O choque desfigurou o rosto de Iolanda Peregrino com incredulidade.
— Tirar...
— Se você não tirar a roupa, vai me forçar a rasgá-la? Já que você insiste que me ama, precisa provar com ações. Se você for obediente hoje, eu juro que nos casaremos. Eu ignorarei até mesmo a Helena.
Iolanda Peregrino petrificou no lugar.
Ela jamais imaginou que ele estivesse falando sério.
Contudo, após a sua confissão falsa, era tarde demais para recuar.
Com os dedos trêmulos, ela removeu o casaco lentamente.
A regata fina que usava por baixo ficou exposta.
— Daniel, por que nós não vamos para um hotel?
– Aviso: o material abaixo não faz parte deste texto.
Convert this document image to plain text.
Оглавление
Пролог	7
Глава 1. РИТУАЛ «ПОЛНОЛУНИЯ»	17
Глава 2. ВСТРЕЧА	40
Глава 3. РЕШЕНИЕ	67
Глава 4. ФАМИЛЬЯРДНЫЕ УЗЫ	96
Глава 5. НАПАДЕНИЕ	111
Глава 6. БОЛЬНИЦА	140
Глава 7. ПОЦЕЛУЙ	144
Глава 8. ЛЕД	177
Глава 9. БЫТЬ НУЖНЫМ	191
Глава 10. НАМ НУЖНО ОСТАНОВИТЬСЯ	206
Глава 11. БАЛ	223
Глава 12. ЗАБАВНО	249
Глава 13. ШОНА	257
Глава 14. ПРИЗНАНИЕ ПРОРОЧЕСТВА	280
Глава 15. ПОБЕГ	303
Eu estou nervosa em fazer isso dentro desta casa.
— O que está causando o seu nervosismo? Você sempre tentou me seduzir e atrair a minha atenção. Eu nunca vi você hesitar antes. Tire essa roupa agora.
O tom violento de Daniel fez o coração de Iolanda Peregrino estremecer.
Se ela soubesse as consequências, teria abandonado a atuação antes.
Se ela continuasse, restaria apenas com as roupas íntimas.
O seu corpo ficaria exposto aos olhos cruéis do homem.
A demora fez a paciência de Daniel evaporar.
— Esqueça. Afinal, você é uma garota cheia de pudor. Eu farei as honras.
Com um movimento selvagem, Daniel rasgou a regata dela pela metade.
— Ah! — Iolanda Peregrino gritou, aterrorizada.
Ela cruzou os braços contra o peito em uma tentativa fútil de se proteger.
— Não tenha medo, eu serei muito gentil.
Iolanda Peregrino apertou os olhos ao ver Daniel avançar como um predador.